Cuomo’s attempted comeback did not sit well with at least one prominent progressive who has criticized the former governor many times in the past. “This is the latest pathetic grasp at relevance from a sad, aging narcissist who I might just start feeling sorry for,” state Sen. Gustavo Rivera told City & State in a text. “Not yet though.”

Speculation abounded since the beginning of the year about what the future had in store for Cuomo as he paid for ads that touted the lack of criminal charges brought against him over sexual harassment and appearances with Black and Hispanic clergy. Many thought he was eyeing a potential run in the Democratic primary, with polls coming out that included him in theoretical matchups. After that deadline passed, rumors spread that he could mount an independent challenge, which also did not happen.

More recently, Cuomo purchased Facebook ads to promote a Daily News op-ed that offered a sympathetic review of the sexual harassment scandal – and subsequent state attorney general investigation – that led up to his resignation. He also published his own op-ed in the Daily News on the anniversary of Hurricane Maria touting his past support of Puerto Rico during times of crisis. The New York Post published snippets of an interview with Cuomo in which he hinted about what he planned to do next. And he recently tweeted that he would appear in the Bronx with former New York City Council member Rev. Rubén Díaz Sr. soon, although did not offer a specific date.

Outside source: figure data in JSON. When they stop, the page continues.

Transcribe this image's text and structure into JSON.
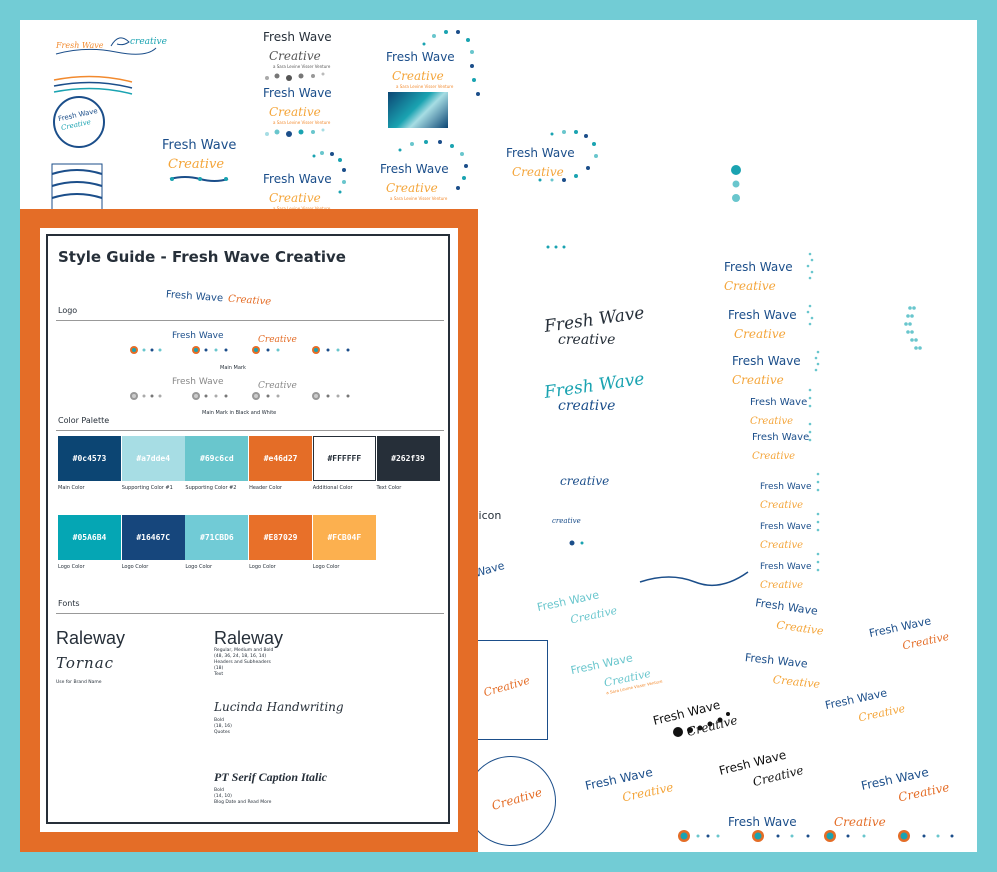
{
  "brand": {
    "fresh_wave": "Fresh Wave",
    "creative": "Creative",
    "creative_lower": "creative",
    "tagline": "a Sara Levine Visser Venture"
  },
  "labels": {
    "favicon_partial": "vicon",
    "wave_partial": "Wave"
  },
  "style_guide": {
    "title": "Style Guide - Fresh Wave Creative",
    "logo_section": "Logo",
    "main_mark": "Main Mark",
    "main_mark_bw": "Main Mark in Black and White",
    "color_section": "Color Palette",
    "colors_row1": [
      {
        "hex": "#0c4573",
        "label": "Main Color",
        "fill": "#0c4573",
        "text": "#ffffff"
      },
      {
        "hex": "#a7dde4",
        "label": "Supporting Color #1",
        "fill": "#a7dde4",
        "text": "#ffffff"
      },
      {
        "hex": "#69c6cd",
        "label": "Supporting Color #2",
        "fill": "#69c6cd",
        "text": "#ffffff"
      },
      {
        "hex": "#e46d27",
        "label": "Header Color",
        "fill": "#e46d27",
        "text": "#ffffff"
      },
      {
        "hex": "#FFFFFF",
        "label": "Additional Color",
        "fill": "#ffffff",
        "text": "#262f39"
      },
      {
        "hex": "#262f39",
        "label": "Text Color",
        "fill": "#262f39",
        "text": "#ffffff"
      }
    ],
    "colors_row2": [
      {
        "hex": "#05A6B4",
        "label": "Logo Color",
        "fill": "#05a6b4"
      },
      {
        "hex": "#16467C",
        "label": "Logo Color",
        "fill": "#16467c"
      },
      {
        "hex": "#71CBD6",
        "label": "Logo Color",
        "fill": "#71cbd6"
      },
      {
        "hex": "#E87029",
        "label": "Logo Color",
        "fill": "#e87029"
      },
      {
        "hex": "#FCB04F",
        "label": "Logo Color",
        "fill": "#fcb04f"
      }
    ],
    "fonts_section": "Fonts",
    "font_raleway_left": "Raleway",
    "font_tornac": "Tornac",
    "tornac_use": "Use for Brand Name",
    "font_raleway_right": "Raleway",
    "raleway_desc": [
      "Regular, Medium and Bold",
      "(48, 36, 24, 18, 16, 14)",
      "Headers and Subheaders",
      "(18)",
      "Text"
    ],
    "font_lucinda": "Lucinda Handwriting",
    "lucinda_desc": [
      "Bold",
      "(18, 16)",
      "Quotes"
    ],
    "font_ptserif": "PT Serif Caption Italic",
    "ptserif_desc": [
      "Bold",
      "(14, 10)",
      "Blog Date and Read More"
    ]
  },
  "colors": {
    "frame": "#72ccd5",
    "orange": "#e46d27",
    "navy": "#1b4e8a",
    "gold": "#f4a53a",
    "teal": "#69c6cd"
  }
}
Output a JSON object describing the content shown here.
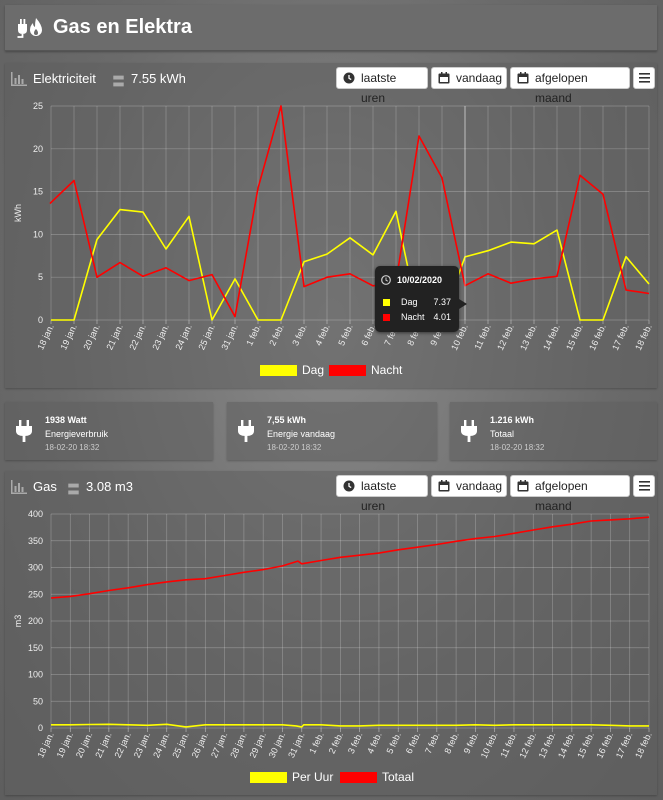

Cuomo also has continued to face repercussions from his alleged harassment of women who worked for him. Back in February, an unnamed state trooper who said the ex-governor groped her filed a civil lawsuit against him. And a few weeks ago, former executive staffer Charlotte Bennett filed her own lawsuit against Cuomo and his top aides over the alleged sexual harassment. 

The former governor seemed ready to put that behind him, even if others are not. “I want to move forward and focus on what is really important,” he said.

Update: This story has been updated to reflect that Cuomo has denied the allegations of sexual harassment made against him.

Correction: This story originally misidentified Cuomo’s political action committee as a super PAC.